My car is going to remain stock, is a lo-power, and is leased so goes back before the warranty runs out. However, my take on it is this:

Wankel engines are still a very new technology. Whilst the Otto-cycle 4 stroke engine has been around for nearly twice as long, many of the engineering challenges it presented had been tackled in the preceding 150 years of steam technology.

And, 50 years ago - when the conventional engine was a similar age to the Wankel - people thought nothing of having to rebuild their engines every 40K or so. A decoke was nothing to be frightened of on a cooking car, and performance cars - well, when people push the technology you get cars like Ferraris which seemingly need insane attention (I don't get this myself - if Audi can make a 400bhp V8 which has regular service intervals, why is a Ferrari such a big deal to look after?).

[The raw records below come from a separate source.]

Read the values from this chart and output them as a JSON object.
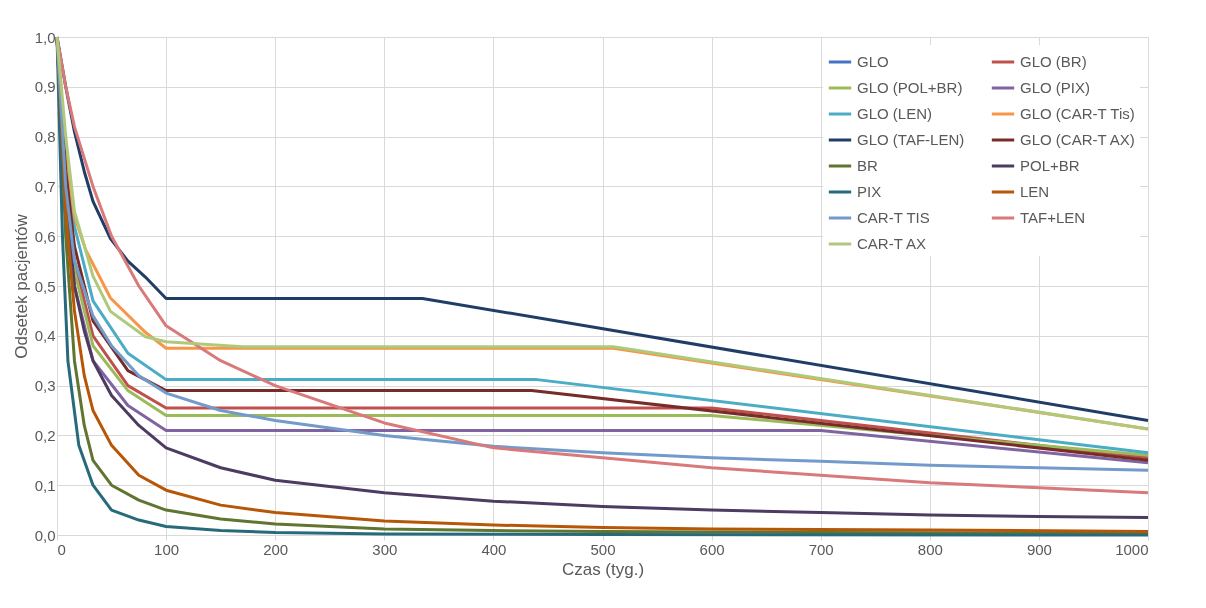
{
  "chart_data": {
    "type": "line",
    "xlabel": "Czas (tyg.)",
    "ylabel": "Odsetek pacjentów",
    "xlim": [
      0,
      1000
    ],
    "ylim": [
      0,
      1
    ],
    "xticks": [
      0,
      100,
      200,
      300,
      400,
      500,
      600,
      700,
      800,
      900,
      1000
    ],
    "yticks": [
      {
        "value": 0,
        "label": "0,0"
      },
      {
        "value": 0.1,
        "label": "0,1"
      },
      {
        "value": 0.2,
        "label": "0,2"
      },
      {
        "value": 0.3,
        "label": "0,3"
      },
      {
        "value": 0.4,
        "label": "0,4"
      },
      {
        "value": 0.5,
        "label": "0,5"
      },
      {
        "value": 0.6,
        "label": "0,6"
      },
      {
        "value": 0.7,
        "label": "0,7"
      },
      {
        "value": 0.8,
        "label": "0,8"
      },
      {
        "value": 0.9,
        "label": "0,9"
      },
      {
        "value": 1,
        "label": "1,0"
      }
    ],
    "grid": true,
    "legend": "top right",
    "marker": "none",
    "line_style": "solid",
    "series": [
      {
        "name": "GLO",
        "color": "#4472c4"
      },
      {
        "name": "GLO (BR)",
        "color": "#c0504d",
        "x": [
          0,
          8,
          16,
          33,
          65,
          100,
          600,
          1000
        ],
        "values": [
          1,
          0.7,
          0.55,
          0.4,
          0.3,
          0.255,
          0.255,
          0.155
        ]
      },
      {
        "name": "GLO (POL+BR)",
        "color": "#9bbb59",
        "x": [
          0,
          8,
          16,
          33,
          65,
          100,
          600,
          1000
        ],
        "values": [
          1,
          0.68,
          0.53,
          0.38,
          0.29,
          0.24,
          0.24,
          0.16
        ]
      },
      {
        "name": "GLO (PIX)",
        "color": "#8064a2",
        "x": [
          0,
          8,
          16,
          33,
          65,
          100,
          700,
          1000
        ],
        "values": [
          1,
          0.65,
          0.5,
          0.35,
          0.26,
          0.21,
          0.21,
          0.145
        ]
      },
      {
        "name": "GLO (LEN)",
        "color": "#4bacc6",
        "x": [
          0,
          8,
          16,
          33,
          65,
          100,
          440,
          1000
        ],
        "values": [
          1,
          0.75,
          0.62,
          0.47,
          0.365,
          0.312,
          0.312,
          0.165
        ]
      },
      {
        "name": "GLO (CAR-T Tis)",
        "color": "#f79646",
        "x": [
          0,
          8,
          16,
          26,
          49,
          81,
          100,
          510,
          1000
        ],
        "values": [
          1,
          0.77,
          0.64,
          0.574,
          0.476,
          0.407,
          0.375,
          0.375,
          0.213
        ]
      },
      {
        "name": "GLO (TAF-LEN)",
        "color": "#1f3d66",
        "x": [
          0,
          8,
          16,
          25,
          33,
          49,
          65,
          81,
          100,
          335,
          1000
        ],
        "values": [
          1,
          0.9,
          0.81,
          0.73,
          0.67,
          0.595,
          0.55,
          0.518,
          0.475,
          0.475,
          0.23
        ]
      },
      {
        "name": "GLO (CAR-T AX)",
        "color": "#772c2a",
        "x": [
          0,
          8,
          16,
          33,
          65,
          100,
          435,
          1000
        ],
        "values": [
          1,
          0.73,
          0.58,
          0.43,
          0.33,
          0.29,
          0.29,
          0.15
        ]
      },
      {
        "name": "BR",
        "color": "#5f7530",
        "x": [
          0,
          8,
          16,
          25,
          33,
          50,
          75,
          100,
          150,
          200,
          300,
          400,
          500,
          700,
          1000
        ],
        "values": [
          1,
          0.6,
          0.35,
          0.22,
          0.15,
          0.1,
          0.07,
          0.05,
          0.032,
          0.022,
          0.012,
          0.009,
          0.007,
          0.005,
          0.003
        ]
      },
      {
        "name": "POL+BR",
        "color": "#4d3b62",
        "x": [
          0,
          8,
          16,
          25,
          33,
          50,
          75,
          100,
          150,
          200,
          300,
          400,
          500,
          600,
          700,
          800,
          900,
          1000
        ],
        "values": [
          1,
          0.68,
          0.5,
          0.41,
          0.35,
          0.28,
          0.22,
          0.175,
          0.135,
          0.11,
          0.085,
          0.068,
          0.057,
          0.05,
          0.045,
          0.04,
          0.037,
          0.035
        ]
      },
      {
        "name": "PIX",
        "color": "#276a7c",
        "x": [
          0,
          5,
          10,
          20,
          33,
          50,
          75,
          100,
          150,
          200,
          300,
          500,
          1000
        ],
        "values": [
          1,
          0.6,
          0.35,
          0.18,
          0.1,
          0.05,
          0.03,
          0.017,
          0.009,
          0.005,
          0.002,
          0.001,
          0
        ]
      },
      {
        "name": "LEN",
        "color": "#b65708",
        "x": [
          0,
          8,
          16,
          25,
          33,
          50,
          75,
          100,
          150,
          200,
          300,
          400,
          500,
          600,
          800,
          1000
        ],
        "values": [
          1,
          0.65,
          0.45,
          0.32,
          0.25,
          0.18,
          0.12,
          0.09,
          0.06,
          0.045,
          0.028,
          0.02,
          0.015,
          0.012,
          0.01,
          0.007
        ]
      },
      {
        "name": "CAR-T TIS",
        "color": "#729aca",
        "x": [
          0,
          8,
          16,
          33,
          50,
          75,
          100,
          150,
          200,
          300,
          400,
          500,
          600,
          700,
          800,
          900,
          1000
        ],
        "values": [
          1,
          0.7,
          0.55,
          0.44,
          0.38,
          0.32,
          0.285,
          0.25,
          0.23,
          0.2,
          0.178,
          0.165,
          0.155,
          0.148,
          0.14,
          0.135,
          0.13
        ]
      },
      {
        "name": "TAF+LEN",
        "color": "#d9797a",
        "x": [
          0,
          8,
          16,
          33,
          50,
          75,
          100,
          150,
          200,
          300,
          400,
          500,
          600,
          700,
          800,
          900,
          1000
        ],
        "values": [
          1,
          0.9,
          0.82,
          0.7,
          0.6,
          0.5,
          0.42,
          0.35,
          0.3,
          0.225,
          0.175,
          0.155,
          0.135,
          0.12,
          0.105,
          0.095,
          0.085
        ]
      },
      {
        "name": "CAR-T AX",
        "color": "#afc97a",
        "x": [
          0,
          8,
          16,
          33,
          49,
          81,
          100,
          170,
          510,
          1000
        ],
        "values": [
          1,
          0.8,
          0.65,
          0.52,
          0.449,
          0.398,
          0.388,
          0.378,
          0.378,
          0.213
        ]
      }
    ]
  }
}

Rotary is still young. It's still inefficient and isn't wholly suited to all applications. The improvements in tech have been startling and by my reckoning a major improvement in power or longevity occurs every decade or so, albeit with some of the ancilliary functions being due to developments with regular engines.

With this in mind, I like new stuff. I like odd stuff. If my rotary blows up at 30K and I still have the car, it'll suck, but I accept this as part of being a pioneer.

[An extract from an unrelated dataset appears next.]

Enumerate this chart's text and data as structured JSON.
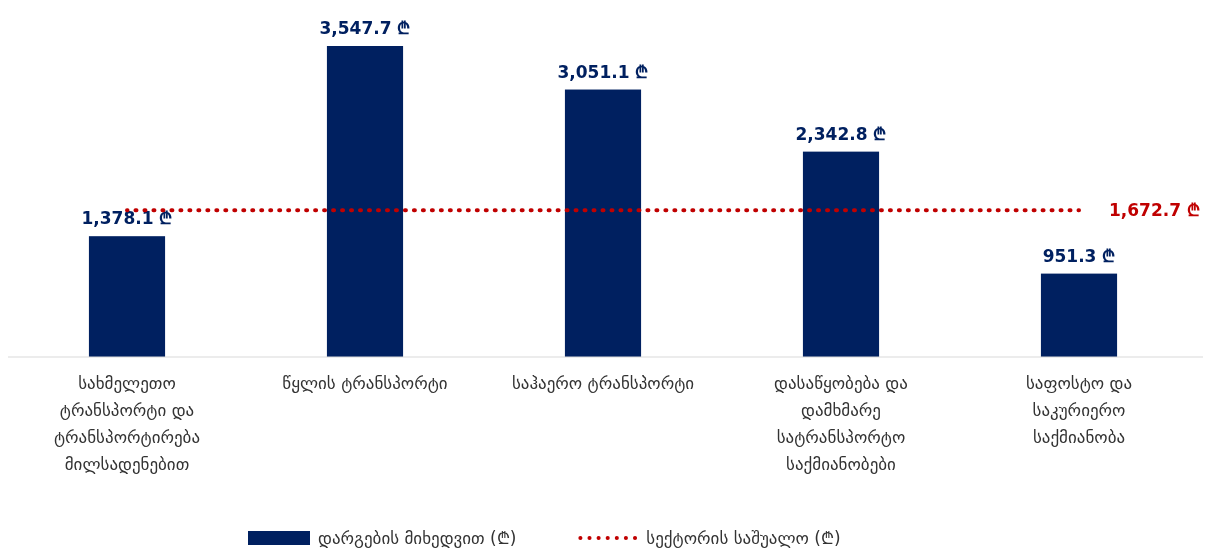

Are RX8 owners still pioneers? Sure. I think the RX8 is the first truly successful rotary engined a car, a car with mass appeal, with modern tech all around, with appeal to people beyond the usual car geeks and petrolheads, and with the reliability and usability to compete fairly against conventionally engineered cars.

The next 50 years are going to be very interesting indeed for the rotary, I think.

Last edited by RichardK; 01-26-2006 at 07:08 AM.